Score:1

Extracting genome from a Ciphertext

tn flag
R1w

Is it Probable to extract the ciphertext's genome and Visualizing it ?

Converting this:

60AD5A78FB4A4030EC542C8974CD15F55384E836554CEDD9A322D5F4135C6267
A9D20970C54E6651070B0144D43844C899320DD8FA7819F7EBC6A7715287332E
C8675C136183B3F8A1F81EF969418267130A756FDBB2C71D9A667446E34E0EAD
9CF31BFB66F816F319D0B7E430A5F2891553986E003720261C7E9022C0D9F11F

To this:

ciphers genome

Encryption is like grinding the meat, once you grind the meat you can not look at the meat tissue and guess is it cow or lamb, but if you collect a sample of the tissue and look at it under the microscope you can have a good guess or identify that this meat has once belonged to a cow, what I am looking for is that, in the process of encryption, the clear text flows from a pipeline (algorithm) to a ciphertext that no one can reverse it or guess the original message but I hope there should be some pattern that if we could visualize the ciphertext we find characteristic of it, but in a very complex image, way like the human genome. I know all the process, all the effort the mathematician has done in past decades was to securing and making it irreversible without having the keys. after spending a good amount of time in research, I still have no improvements, in my hypothesis, but still looking there for some pattern that we could be found, something new in number Theory or an Oracle, something that we never looked for it.
P.S.It is not about a tool, it is about the idea and theory behind it.

kodlu avatar
sa flag
define genome. if there is an idea it is hard to tell. also you probably mean 'ciphertext' not cipher (the encoding scheme)
Maarten Bodewes avatar
in flag
A human genome is not randomized **on purpose** though, and a butcher will likely be able to guess the meat type without a microscope (color, smell, fat structures etc.), so there the analogies break down.
R1w avatar
tn flag
R1w
@MaartenBodewes what analogy would you choose, for comparing plaintext to ciphertext procedure?
Maarten Bodewes avatar
in flag
Well, maybe we can do without analogy here; I'm not sure that the internal structure of a (symmetric) cipher is present anywhere in nature.
Score:4
ng flag

I'll take the question as:

Is it possible to analyze ciphertext (encrypted with a large unknown key) and thus distinguish characteristics of the plaintext, like we can sequence minced meat and deduce information about the original meat?

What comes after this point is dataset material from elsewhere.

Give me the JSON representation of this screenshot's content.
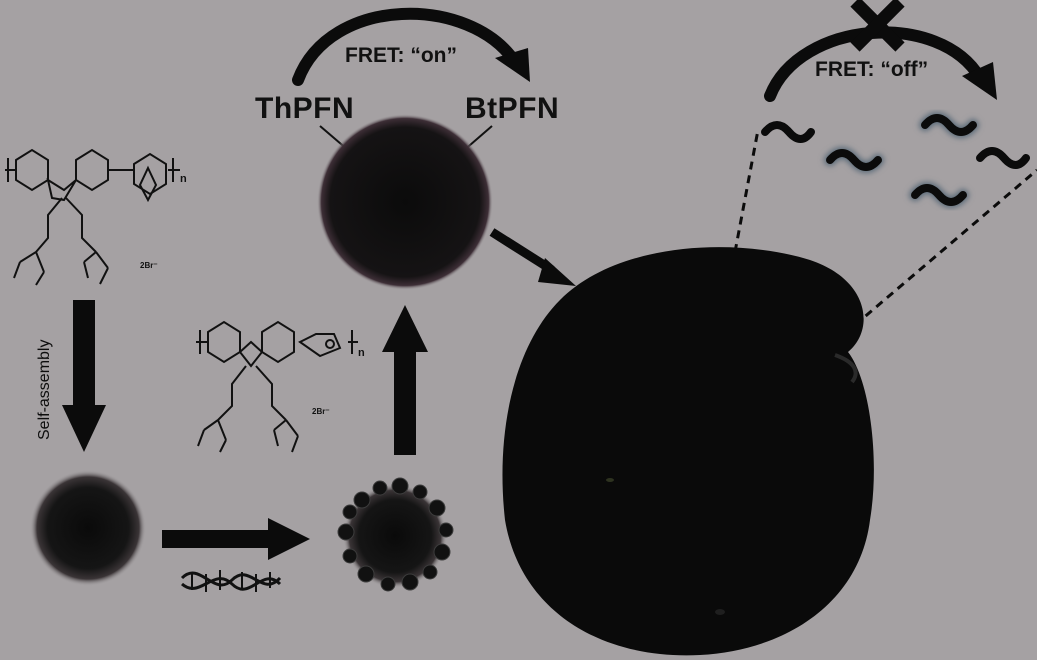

Not for proper encryption. By definition of that, the only characteristic of the plaintext that can be distinguished from the ciphertext is size. Working meat analogy: mass. How can that be? A semi-working analogy would be that proper encryption minces down to 0/1 bits (proton/electron particles, in an hypothetical universe where that's the only two kinds).

Not all encryption is proper, though. For some kind of defective encryption, there are ways to find plaintext characteristics from ciphertext. E.g., for a cryptosystem combining poly-alphabetic substitution and transposition, we can find from the ciphertext the ratio of frequency of the most frequent to second most frequent plaintext symbols, because encryption conserves that quantity.

Also, encryption is proper with respect to a certain level of technology. Some ciphers that are proper against the unaided human brain are not against a computer. Some ciphers that are proper against classical computers might not be against quantum computers usable for cryptanalysis, that with enough imagination might become reality rather than hype.